Although Bangladesh contributes less than 0.47 percent of global emissions, the country is among the most vulnerable to the effects of climate change. Despite all odds, it established the Bangladesh Climate Change Trust Fund in 2009 and doubled climate-related expenses in the last seven years, Hasina said. Currently, the government is preparing the National Adaptation Plan.

The prime minister said her government is going to implement the “Mujib Climate Prosperity Plan”, a journey from climate vulnerability to resilience to climate prosperity.

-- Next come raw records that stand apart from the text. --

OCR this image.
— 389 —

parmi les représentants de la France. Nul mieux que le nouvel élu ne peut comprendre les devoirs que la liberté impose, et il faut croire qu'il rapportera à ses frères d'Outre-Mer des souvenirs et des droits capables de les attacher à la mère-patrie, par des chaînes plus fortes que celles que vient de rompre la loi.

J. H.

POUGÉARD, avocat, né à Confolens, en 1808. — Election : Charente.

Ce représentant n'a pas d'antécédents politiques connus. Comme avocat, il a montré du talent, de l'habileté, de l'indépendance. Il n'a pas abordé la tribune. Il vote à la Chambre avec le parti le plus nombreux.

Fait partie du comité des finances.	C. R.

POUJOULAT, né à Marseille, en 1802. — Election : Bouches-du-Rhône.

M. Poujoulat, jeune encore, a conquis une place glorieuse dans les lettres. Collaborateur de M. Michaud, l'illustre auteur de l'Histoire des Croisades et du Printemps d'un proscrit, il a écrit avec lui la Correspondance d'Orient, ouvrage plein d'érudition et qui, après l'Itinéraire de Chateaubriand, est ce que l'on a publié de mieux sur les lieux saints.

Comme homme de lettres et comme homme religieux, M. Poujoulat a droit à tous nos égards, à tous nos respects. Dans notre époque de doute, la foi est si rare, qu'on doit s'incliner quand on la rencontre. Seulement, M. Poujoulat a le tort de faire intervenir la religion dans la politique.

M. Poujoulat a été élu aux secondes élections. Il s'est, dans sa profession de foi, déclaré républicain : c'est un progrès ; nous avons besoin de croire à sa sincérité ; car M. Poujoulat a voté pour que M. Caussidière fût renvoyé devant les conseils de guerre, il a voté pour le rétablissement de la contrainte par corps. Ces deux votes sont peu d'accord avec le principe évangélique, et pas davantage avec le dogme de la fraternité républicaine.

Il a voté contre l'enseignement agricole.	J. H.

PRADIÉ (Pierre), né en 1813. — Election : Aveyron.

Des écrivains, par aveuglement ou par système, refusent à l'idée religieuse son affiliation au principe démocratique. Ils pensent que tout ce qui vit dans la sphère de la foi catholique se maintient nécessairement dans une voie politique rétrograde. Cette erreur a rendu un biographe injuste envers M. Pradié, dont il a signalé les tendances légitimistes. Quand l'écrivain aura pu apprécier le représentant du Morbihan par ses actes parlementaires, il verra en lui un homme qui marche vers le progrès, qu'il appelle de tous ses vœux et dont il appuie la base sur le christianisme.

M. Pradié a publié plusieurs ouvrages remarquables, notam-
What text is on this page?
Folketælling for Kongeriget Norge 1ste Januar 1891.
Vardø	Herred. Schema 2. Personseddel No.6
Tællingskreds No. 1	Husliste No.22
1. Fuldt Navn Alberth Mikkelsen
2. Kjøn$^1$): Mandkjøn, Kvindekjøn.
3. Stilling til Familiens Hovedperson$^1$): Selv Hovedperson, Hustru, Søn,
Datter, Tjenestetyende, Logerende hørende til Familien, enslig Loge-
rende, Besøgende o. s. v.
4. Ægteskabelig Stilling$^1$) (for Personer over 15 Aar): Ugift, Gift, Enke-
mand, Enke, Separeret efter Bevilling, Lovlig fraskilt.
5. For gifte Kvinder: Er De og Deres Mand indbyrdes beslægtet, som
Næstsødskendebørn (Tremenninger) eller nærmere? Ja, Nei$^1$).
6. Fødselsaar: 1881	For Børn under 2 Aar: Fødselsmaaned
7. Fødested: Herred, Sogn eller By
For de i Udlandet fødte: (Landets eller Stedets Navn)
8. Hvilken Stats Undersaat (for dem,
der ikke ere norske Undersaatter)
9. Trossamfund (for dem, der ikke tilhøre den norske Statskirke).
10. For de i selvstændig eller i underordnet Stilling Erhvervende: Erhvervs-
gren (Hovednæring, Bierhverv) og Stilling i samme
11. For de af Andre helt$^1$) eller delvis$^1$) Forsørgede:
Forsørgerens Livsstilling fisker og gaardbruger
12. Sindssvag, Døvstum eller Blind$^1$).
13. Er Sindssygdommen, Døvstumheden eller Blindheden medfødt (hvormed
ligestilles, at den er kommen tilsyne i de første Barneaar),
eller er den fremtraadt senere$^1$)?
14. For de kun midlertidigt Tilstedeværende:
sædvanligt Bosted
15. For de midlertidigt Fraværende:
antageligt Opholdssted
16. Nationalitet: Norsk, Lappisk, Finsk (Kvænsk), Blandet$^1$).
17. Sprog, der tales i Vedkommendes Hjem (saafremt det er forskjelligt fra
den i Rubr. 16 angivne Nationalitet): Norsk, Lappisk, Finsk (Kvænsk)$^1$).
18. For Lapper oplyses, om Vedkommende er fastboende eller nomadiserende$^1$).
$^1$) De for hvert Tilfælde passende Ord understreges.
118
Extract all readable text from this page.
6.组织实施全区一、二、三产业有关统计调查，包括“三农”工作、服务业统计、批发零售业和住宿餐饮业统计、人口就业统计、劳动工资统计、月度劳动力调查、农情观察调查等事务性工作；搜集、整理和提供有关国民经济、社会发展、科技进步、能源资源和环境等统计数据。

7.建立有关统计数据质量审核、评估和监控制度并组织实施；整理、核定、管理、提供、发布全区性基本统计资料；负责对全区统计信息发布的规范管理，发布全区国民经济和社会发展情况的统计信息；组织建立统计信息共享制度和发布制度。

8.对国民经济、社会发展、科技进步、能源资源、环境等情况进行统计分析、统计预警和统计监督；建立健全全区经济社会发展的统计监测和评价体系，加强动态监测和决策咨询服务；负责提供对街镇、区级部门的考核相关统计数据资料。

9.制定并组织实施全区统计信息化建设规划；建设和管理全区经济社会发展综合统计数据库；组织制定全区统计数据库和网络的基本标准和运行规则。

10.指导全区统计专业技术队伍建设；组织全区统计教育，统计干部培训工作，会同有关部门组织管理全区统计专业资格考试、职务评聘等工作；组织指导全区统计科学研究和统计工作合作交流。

“We are also trying to address the challenge of climate impact because of 1.1 million forcibly displaced Myanmar nationals or Rohingyas,” she said.

As the chair of the CVF and V20, Bangladesh is promoting the interests of the 48 climate-vulnerable countries as well and “we are also sharing best practices and adaptation knowledge regionally through the South Asia Office of the Global Center of Adaptation”, she said.

On behalf of the CVF, Bangladesh is also pursuing to establish a Climate Emergency Pact, she added.